Outro dia mesmo anunciou-se que está para fechar a Modern Sound, a maior loja de discos de Copacabana – a última que ainda resistia. Quinze anos atrás eram acho que 40, no bairro princesinha do mar; em dezembro passado só restava a Modern Sound, a maior de todas. E ela também capitulou.

Eu mesmo fazia muitos, muitos meses que não ia à Pop’s. Outro dia, em dezembro, fui; Ademir e Regina estavam lá do mesmo jeito que conheço desde os anos 70; a loja estava cheia do mesmo jeito.

Pedro Fernandes aderiu ao novo LP, aquele de não sei quantos milímetros de espessura, não sei quantos gramas de peso, não sei quantas dezenas de reais cada. Enzo Scaletti me contou em Curitiba que comprou um toca-discos com saída USB: toca o LP e vai diretamente para o computador, e daí para o iPod. Há vários modelos na praça, à disposição, me disse ele, alegre feito um menino, como Melchíades redescobrindo a beleza da flauta de “London, London”; é o maior barato, garantiu, me incentivando a comprar um desses.

Quando chegou o CD, o Ademir da Pop’s demorou um pouco para aderir à nova moda, que de início considerou passageira. Me lembro de ele, um apaixonado por LPs, me perguntar, cético: “Cê acha que esse negócio vai pegar mesmo?” Hoje a Pop’s não tem espaço para o novo LP, mas vejo dezenas deles todas as vezes que vou a qualquer uma das lojas da Livraria Cultura, ou da Saraiva. A ex-Columbia, hoje CBS, está relançando todos os primeiros discos de Dylan no formato do novo LP. Voltou a funcionar uma fábrica de LPs no Rio de Janeiro, estão sendo relançados em LP  todos os discos do Legião – que Fernanda me aplicou quando saíram.
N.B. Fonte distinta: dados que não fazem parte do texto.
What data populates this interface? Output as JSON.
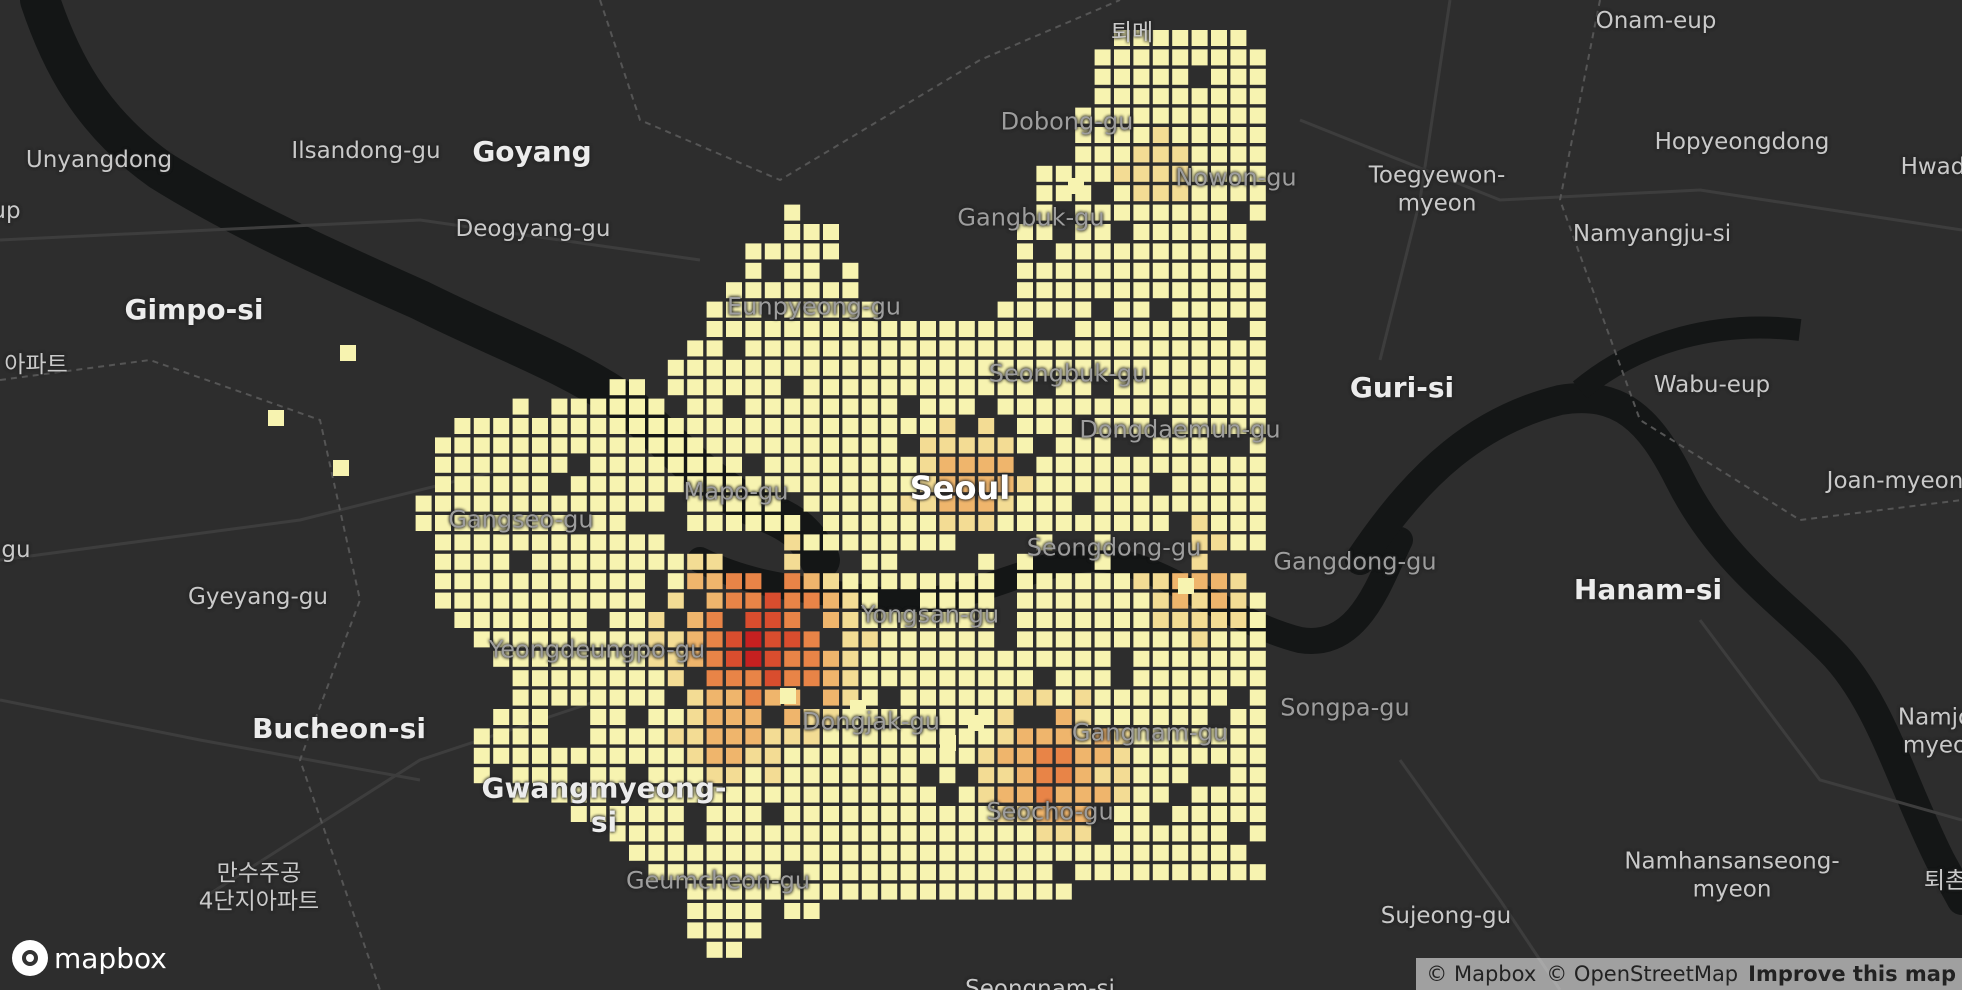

Domingo agora, dia 23 de janeiro, ao final do show de raríssima re-re-reunião do Rumo, uma turba sedenta cercou o sujeito que vendia o novo CD que está sendo lançado pela Biscoito Fino, Sopa de Concha, só com músicas hoje pouquíssimo conhecidas dos anos 30 e 40; Geraldo Leite ouviu centenas de canções gravadas em 78 rpm, no Instituto Moreira Salles, e escolheu as 15 do disco, 14 das quais o Rumo tocou no Sesc Vila Mariana.
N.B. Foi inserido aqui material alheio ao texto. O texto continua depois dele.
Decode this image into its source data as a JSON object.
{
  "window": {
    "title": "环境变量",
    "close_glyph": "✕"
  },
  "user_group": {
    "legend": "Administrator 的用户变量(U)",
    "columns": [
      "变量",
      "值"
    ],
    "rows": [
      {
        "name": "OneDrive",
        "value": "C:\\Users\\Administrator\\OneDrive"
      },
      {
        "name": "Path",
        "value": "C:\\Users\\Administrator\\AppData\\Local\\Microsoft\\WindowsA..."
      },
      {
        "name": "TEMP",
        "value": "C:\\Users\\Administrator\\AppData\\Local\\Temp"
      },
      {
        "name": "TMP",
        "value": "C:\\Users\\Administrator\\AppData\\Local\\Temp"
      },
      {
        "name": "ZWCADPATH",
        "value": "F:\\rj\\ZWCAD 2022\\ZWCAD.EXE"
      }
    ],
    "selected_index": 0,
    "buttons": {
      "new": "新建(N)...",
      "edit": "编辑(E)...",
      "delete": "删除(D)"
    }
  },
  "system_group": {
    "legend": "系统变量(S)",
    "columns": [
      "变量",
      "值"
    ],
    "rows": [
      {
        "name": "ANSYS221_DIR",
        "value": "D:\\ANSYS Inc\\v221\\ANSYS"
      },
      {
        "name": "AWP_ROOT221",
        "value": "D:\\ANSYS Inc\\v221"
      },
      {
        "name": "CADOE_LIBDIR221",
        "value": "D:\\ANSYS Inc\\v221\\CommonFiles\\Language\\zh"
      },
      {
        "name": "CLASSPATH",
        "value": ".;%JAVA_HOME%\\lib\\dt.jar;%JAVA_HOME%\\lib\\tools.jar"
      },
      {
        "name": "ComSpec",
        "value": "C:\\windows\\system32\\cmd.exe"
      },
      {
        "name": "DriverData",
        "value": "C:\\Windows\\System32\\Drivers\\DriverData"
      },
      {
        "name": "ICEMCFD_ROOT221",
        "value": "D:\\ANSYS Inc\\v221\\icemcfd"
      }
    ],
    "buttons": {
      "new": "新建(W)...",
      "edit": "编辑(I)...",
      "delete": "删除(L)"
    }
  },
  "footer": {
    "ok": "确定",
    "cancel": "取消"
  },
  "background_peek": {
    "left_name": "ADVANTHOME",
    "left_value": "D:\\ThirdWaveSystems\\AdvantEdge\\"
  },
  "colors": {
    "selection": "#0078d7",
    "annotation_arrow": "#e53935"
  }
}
Mas o disco vai acabar. Os jornais vão acabar. Sei, sei.

Como é que vamos saber quem toca o baixo?

Depois que Melchíades ligou, e que ouvi pela bilionésima vez a flauta maravilhosa em “London, London”, fui pegar o CD. O encarte traz as letras das músicas – o LP, eu me lembrava bem, não tinha as letras. O encarte traz informações: o disco foi produzido por Lou Reizner e Ralph Mace, gravado no Chappell’s Studio. Os engenheiros – e os engenheiros de som ingleses são os melhores do mundo – foram John Timperley e John Iles. Os arranjos de cordas são de Phil Ryan. O design da capa é de Linda Glover, e as fotografias de Johnny Clamp.

Mas não tem o nome de quem tocou a flauta extraordinária.

Fui ao LP. Sim, porque eu guardei algumas centenas de LPs, talvez uns mil e tantos. Guardei os que não transferi ainda para CD, ou que não recomprei como CD. E alguns, apesar de já ter em CD, guardei por puro gosto, pelo valor afetivo. Aí fui ao LP, por imaginar que talvez o LP – cuja capa tinha muito mais espaço que o CD – pudesse ter mais informações.

Nada. Neca de pitibiribas. Todas as informações constantes do LP Caetano Veloso, de 1971 (não houve encarte na edição original, me lembro bem disso), foram transcritas no encarte do CD.

Não sei quem tocou a flauta em “London, London”. Aliás, também não dá para saber quem tocou o baixo.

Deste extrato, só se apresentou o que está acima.